India, the world’s most-populous democracy, is a vital U.S. partner, especially at a time when relations with China are at a low point.
“It’s of course not only in our interest to see Americans vaccinated,” Mr. Price went on to say. “It’s in the interests of the rest of the world to see Americans vaccinated.”
That did not go down well in India.
“By stockpiling vaccines & blocking the export of crucial raw materials needed for vaccine production, the United States is undermining the strategic Indo-US partnership,” Milind Deora, a politician from Mumbai, one of the hardest-hit cities, said on Twitter.
The contrast with the American tone on climate diplomacy was stark.
“This is pathetic. Is this what the US’ “leadership” in the climate crisis will look like?” Ulka Kelkar, director of the climate program at the India office of the World Resources Institute, a research and advocacy group, said in a Twitter message. “Spare us the talking points.”
India has also restricted the export of its domestically produced vaccines to meet Indian demand.
Vaccine production has lagged behind the needs of India’s population of 1.2 billion people. Adar Poonawalla, chief executive of Serum Institute of India, a vaccine manufacturer, appealed to Mr. Biden in mid-April to “lift the embargo of raw material exports out of the U.S. so that vaccine production can ramp up.” His company this week faced criticism in India for the high price of its vaccines.

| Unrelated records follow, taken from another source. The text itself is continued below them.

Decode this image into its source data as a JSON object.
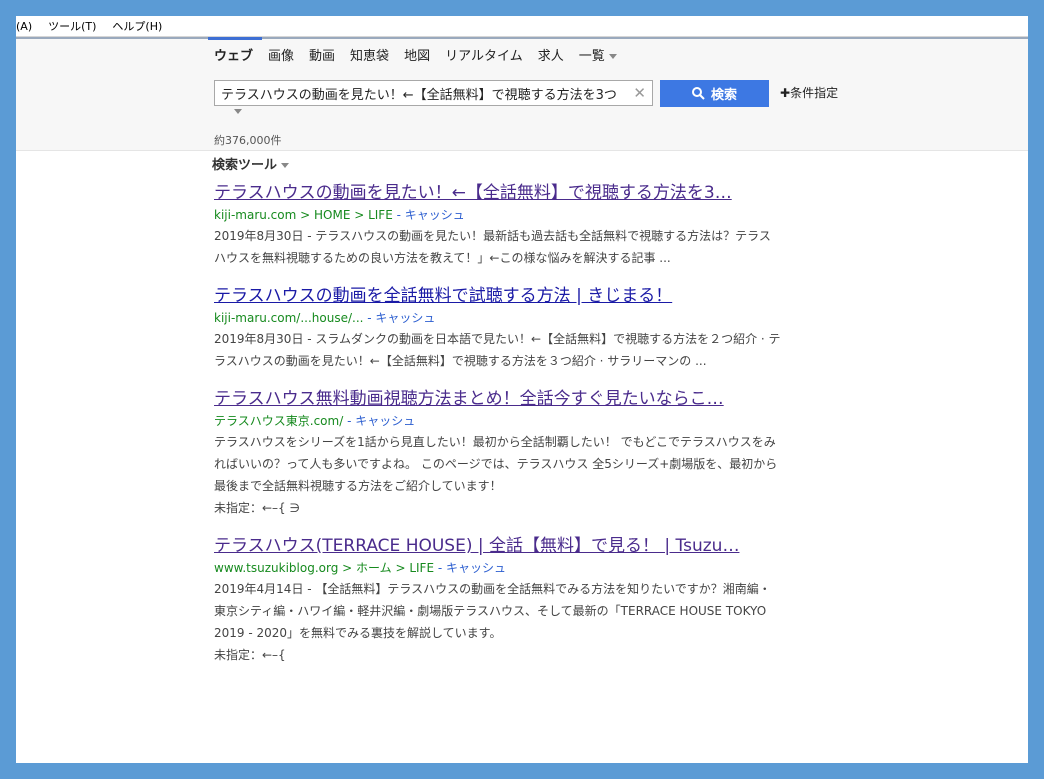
{
  "menu": {
    "items": [
      "(A)",
      "ツール(T)",
      "ヘルプ(H)"
    ]
  },
  "tabs": {
    "items": [
      "ウェブ",
      "画像",
      "動画",
      "知恵袋",
      "地図",
      "リアルタイム",
      "求人",
      "一覧"
    ]
  },
  "search": {
    "value": "テラスハウスの動画を見たい！←【全話無料】で視聴する方法を3つ",
    "button": "検索",
    "advanced": "条件指定"
  },
  "results_count": "約376,000件",
  "tools_label": "検索ツール",
  "results": [
    {
      "title": "テラスハウスの動画を見たい！←【全話無料】で視聴する方法を3…",
      "url": "kiji-maru.com > HOME > LIFE",
      "cache": " - キャッシュ",
      "snippet": "2019年8月30日 - テラスハウスの動画を見たい！最新話も過去話も全話無料で視聴する方法は？テラス ハウスを無料視聴するための良い方法を教えて！」←この様な悩みを解決する記事 ...",
      "visited": true
    },
    {
      "title": "テラスハウスの動画を全話無料で試聴する方法 | きじまる！",
      "url": "kiji-maru.com/...house/...",
      "cache": " - キャッシュ",
      "snippet": "2019年8月30日 - スラムダンクの動画を日本語で見たい！←【全話無料】で視聴する方法を２つ紹介 · テラスハウスの動画を見たい！←【全話無料】で視聴する方法を３つ紹介 · サラリーマンの ...",
      "visited": false
    },
    {
      "title": "テラスハウス無料動画視聴方法まとめ！全話今すぐ見たいならこ…",
      "url": "テラスハウス東京.com/",
      "cache": " - キャッシュ",
      "snippet": "テラスハウスをシリーズを1話から見直したい！最初から全話制覇したい！ でもどこでテラスハウスをみればいいの？って人も多いですよね。 このページでは、テラスハウス 全5シリーズ+劇場版を、最初から最後まで全話無料視聴する方法をご紹介しています！",
      "extra": "未指定：←–{ ∋",
      "visited": true
    },
    {
      "title": "テラスハウス(TERRACE HOUSE) | 全話【無料】で見る！ | Tsuzu…",
      "url": "www.tsuzukiblog.org > ホーム > LIFE",
      "cache": " - キャッシュ",
      "snippet": "2019年4月14日 - 【全話無料】テラスハウスの動画を全話無料でみる方法を知りたいですか？湘南編・ 東京シティ編・ハワイ編・軽井沢編・劇場版テラスハウス、そして最新の「TERRACE HOUSE TOKYO 2019 - 2020」を無料でみる裏技を解説しています。",
      "extra": "未指定：←–{",
      "visited": true
    }
  ]
}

Mr. Biden said earlier this week that the United States had sent some unused vaccine doses to Canada and Mexico and was considering sharing more. “We’re looking at what is going to be done with some of the vaccines that we are not using,” the president said on Wednesday. “We’ve got to make sure they are safe to be sent.”

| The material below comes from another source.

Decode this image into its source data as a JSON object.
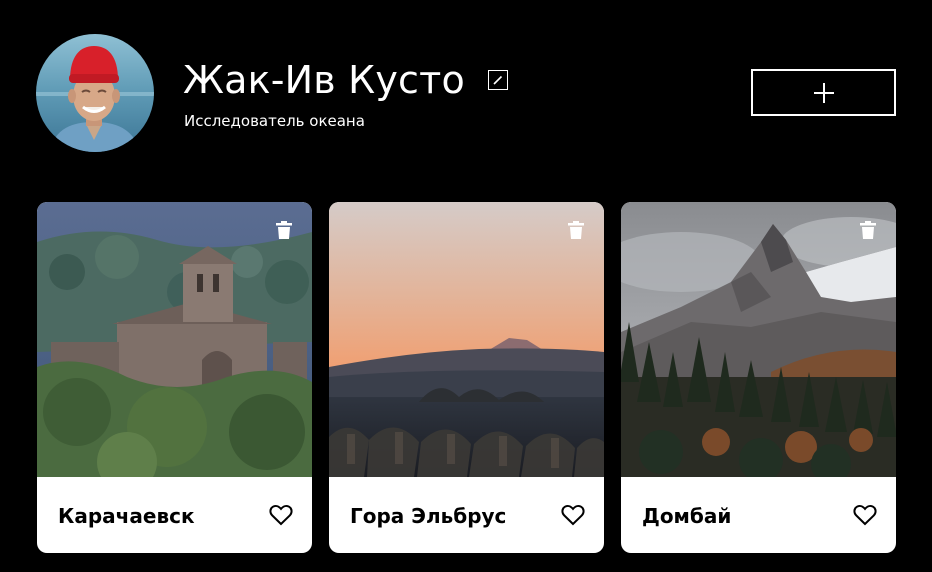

News of the India’s vaccine shortage, amid horrific scenes of overwhelmed hospitals and cremation grounds, spread on Twitter, drawing appeals to Mr. Biden from the writer Salman Rushdie to the public health expert Ashish K. Jha, who pointed out that the United States had millions of unused vaccine doses it could share.
The Swedish climate activist Greta Thunberg also weighed in. “The global community must step up and immediately offer the assistance needed,” she said Saturday on Twitter.
Mr. Price noted that the United States had contributed $2 billion for the development of vaccines distributed through the Covax program, in use in India and elsewhere, and would soon double that amount. “As we are more comfortable in our position here at home, as we are confident that we are able to address any contingencies as they may arise,” he said, “I expect we’ll be able to do more.”